A história real do ano novo

A geometria da vida é implacavelmente reta: você só vai ficando mais velho e pronto. Não acontece nada de sobrenatural na meia-noite do dia 1º de janeiro. No entanto, a ilusão de que as viradas de ano significam alguma coisa grande e boa é universal. E é graças a elas que você está aqui, vivo. É que você descende de alguém importante: algum sujeito pré-histórico que sobreviveu à maior crise econômica de todos os tempos. Ela aconteceu quando a única coisa que nós conhecíamos como trabalho era caçar. Às vésperas de 11.000 a.C., o modo de vida dos nossos avós caçadores estava no auge. E eles tinham uma arma inédita: a religião. Não exatamente aquilo que nós entendemos por religião hoje, mas algo completamente abstrato: a ideia de que existe algo além desta vida.

Este é um instinto básico dos humanos. E por ser algo comum a todos os humanos, tornava as tribos mais coesas em torno dos ritos espirituais e das divindades que cada uma criava. Agora, unidos, cada vez mais numerosos e habilidosos, os Homo sapiens tinham virado os maiores predadores da Terra. Era um momento de euforia. Só que, como toda euforia, essa também era irracional. A caça indiscriminada tinha diminuído a quantidade de animais selvagens disponíveis por aí. Para piorar, um aquecimento global (que daquela vez não foi culpa nossa, era só o fim de mais uma Era Glacial) fez rarear presas como bisões e mamutes. A escassez de proteína animal colocou em xeque o modo de vida dos nossos antepassados.

Isso não aconteceu de uma tacada só no planeta todo, note bem. Naqueles dias, a vida era organizada em tribos de 100, 150 pessoas que, quando entravam em contato umas com as outras, era para guerrear. Cada uma viveu uma escassez a seu tempo. E foi mais de uma. Só que, olhando daqui de longe, a junção desses problemas esparsos pode ser vista como uma grande crise global. Mas e para sair dessa crise? Bom, a solução foi parecida com a de hoje. O que os Bancos Centrais da maior parte do mundo têm feito para mitigar a crise de agora é imprimir dinheiro. Em 11.000 a.C. decidiram imprimir outra coisa: comida. Na terra. Cultivar sementes e esperá-las crescer era o jeito de conseguir as calorias que a caça não dava mais. Só que aí veio uma surpresa: essa técnica, a agricultura, permitia sustentar de 10 a 100 vezes mais pessoas no mesmo espaço físico. Os que optaram por esse caminho cresceram e se multiplicaram.

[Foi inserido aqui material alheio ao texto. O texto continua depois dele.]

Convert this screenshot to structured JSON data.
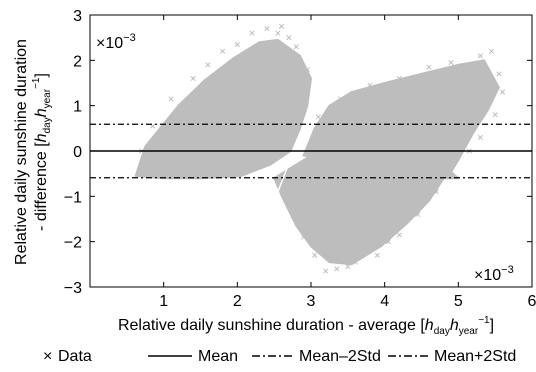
{
  "chart_data": {
    "type": "scatter",
    "xlabel": {
      "main": "Relative daily sunshine duration - average [",
      "h": "h",
      "h_sub": "day",
      "h2": "h",
      "h2_sub": "year",
      "h2_sup": "−1",
      "close": "]"
    },
    "ylabel": {
      "line1": "Relative daily sunshine duration",
      "line2": "- difference [",
      "h": "h",
      "h_sub": "day",
      "h2": "h",
      "h2_sub": "year",
      "h2_sup": "−1",
      "close": "]"
    },
    "x_multiplier": {
      "base": "×10",
      "exp": "−3"
    },
    "y_multiplier": {
      "base": "×10",
      "exp": "−3"
    },
    "xlim": [
      0.0,
      6.0
    ],
    "ylim": [
      -3.0,
      3.0
    ],
    "x_ticks": [
      1,
      2,
      3,
      4,
      5,
      6
    ],
    "x_tick_labels": [
      "1",
      "2",
      "3",
      "4",
      "5",
      "6"
    ],
    "y_ticks": [
      -3,
      -2,
      -1,
      0,
      1,
      2,
      3
    ],
    "y_tick_labels": [
      "−3",
      "−2",
      "−1",
      "0",
      "1",
      "2",
      "3"
    ],
    "grid": false,
    "legend_position": "bottom",
    "series": [
      {
        "name": "Data",
        "kind": "scatter",
        "marker": "×",
        "color": "#bdbdbd",
        "cloud_polygons": [
          [
            [
              0.62,
              -0.55
            ],
            [
              0.75,
              0.1
            ],
            [
              0.95,
              0.5
            ],
            [
              1.2,
              1.0
            ],
            [
              1.55,
              1.55
            ],
            [
              1.95,
              2.05
            ],
            [
              2.3,
              2.4
            ],
            [
              2.55,
              2.45
            ],
            [
              2.85,
              2.1
            ],
            [
              3.0,
              1.6
            ],
            [
              2.95,
              1.0
            ],
            [
              2.85,
              0.5
            ],
            [
              2.72,
              0.0
            ],
            [
              2.45,
              -0.3
            ],
            [
              2.05,
              -0.55
            ],
            [
              1.5,
              -0.6
            ],
            [
              1.0,
              -0.6
            ]
          ],
          [
            [
              2.5,
              -0.6
            ],
            [
              2.62,
              -1.05
            ],
            [
              2.8,
              -1.65
            ],
            [
              3.0,
              -2.1
            ],
            [
              3.25,
              -2.45
            ],
            [
              3.55,
              -2.5
            ],
            [
              3.95,
              -2.1
            ],
            [
              4.3,
              -1.6
            ],
            [
              4.6,
              -1.1
            ],
            [
              4.8,
              -0.6
            ],
            [
              5.0,
              -0.6
            ],
            [
              4.75,
              -0.25
            ],
            [
              4.2,
              0.05
            ],
            [
              3.6,
              0.1
            ],
            [
              3.0,
              -0.1
            ]
          ],
          [
            [
              2.9,
              -0.1
            ],
            [
              3.05,
              0.5
            ],
            [
              3.25,
              1.0
            ],
            [
              3.55,
              1.3
            ],
            [
              4.0,
              1.5
            ],
            [
              4.5,
              1.7
            ],
            [
              5.0,
              1.9
            ],
            [
              5.35,
              2.0
            ],
            [
              5.55,
              1.4
            ],
            [
              5.4,
              0.9
            ],
            [
              5.2,
              0.4
            ],
            [
              5.0,
              -0.2
            ],
            [
              4.85,
              -0.6
            ],
            [
              4.4,
              -0.4
            ],
            [
              3.8,
              -0.25
            ],
            [
              3.3,
              -0.2
            ]
          ]
        ],
        "outliers": [
          [
            2.4,
            2.7
          ],
          [
            2.55,
            2.6
          ],
          [
            2.6,
            2.75
          ],
          [
            2.2,
            2.6
          ],
          [
            2.0,
            2.35
          ],
          [
            1.8,
            2.2
          ],
          [
            1.6,
            1.9
          ],
          [
            1.4,
            1.6
          ],
          [
            1.1,
            1.15
          ],
          [
            0.85,
            0.55
          ],
          [
            0.7,
            0.0
          ],
          [
            3.2,
            -2.65
          ],
          [
            3.35,
            -2.6
          ],
          [
            3.5,
            -2.55
          ],
          [
            3.6,
            -2.45
          ],
          [
            3.05,
            -2.3
          ],
          [
            2.9,
            -1.9
          ],
          [
            3.9,
            -2.3
          ],
          [
            4.05,
            -2.0
          ],
          [
            4.2,
            -1.85
          ],
          [
            4.45,
            -1.4
          ],
          [
            4.7,
            -0.9
          ],
          [
            5.3,
            2.1
          ],
          [
            5.45,
            2.2
          ],
          [
            5.55,
            1.7
          ],
          [
            5.6,
            1.3
          ],
          [
            5.5,
            0.8
          ],
          [
            5.3,
            0.3
          ],
          [
            5.15,
            0.0
          ],
          [
            4.9,
            1.95
          ],
          [
            4.6,
            1.85
          ],
          [
            4.2,
            1.6
          ],
          [
            3.8,
            1.45
          ],
          [
            3.4,
            1.15
          ],
          [
            3.1,
            0.75
          ],
          [
            2.95,
            1.8
          ],
          [
            2.8,
            2.3
          ],
          [
            2.7,
            2.5
          ]
        ],
        "gap_line": [
          [
            2.55,
            -0.9
          ],
          [
            2.85,
            0.35
          ]
        ]
      },
      {
        "name": "Mean",
        "kind": "hline",
        "y": 0.0,
        "dash": "solid",
        "color": "#000000"
      },
      {
        "name": "Mean−2Std",
        "kind": "hline",
        "y": -0.59,
        "dash": "dashdot",
        "color": "#000000"
      },
      {
        "name": "Mean+2Std",
        "kind": "hline",
        "y": 0.59,
        "dash": "dashdot",
        "color": "#000000"
      }
    ],
    "legend": [
      {
        "name": "Data",
        "symbol": "×"
      },
      {
        "name": "Mean",
        "symbol": "solid"
      },
      {
        "name": "Mean–2Std",
        "symbol": "dashdot"
      },
      {
        "name": "Mean+2Std",
        "symbol": "dashdot"
      }
    ]
  }
}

Mas só conseguiram isso porque criaram um novo deus: o calendário. No culto da passagem dos dias, a humanidade descobriu um ótimo método para saber as épocas certas de plantar: observar a posição das estrelas e a trajetória do Sol ao longo do ano. Fazer a leitura do céu era tão essencial para a agricultura que povos de todos os cantos do mundo acabaram aprendendo isso. E acabaram dominando algo que parecia sobrenatural: os ciclos do tempo. Mas pragmatismo científico nunca foi o forte da nossa espécie (talvez seja entre as formigas, vai saber). E é justamente por isso que o céu passou a ser tratado como divindade. Só o fato de você saber seu signo já se trata de uma herança dessa época – as 12 constelações do zodíaco eram os conjuntos de estrelas que as populações da Mesopotâmia usavam para marcar as estações do ano.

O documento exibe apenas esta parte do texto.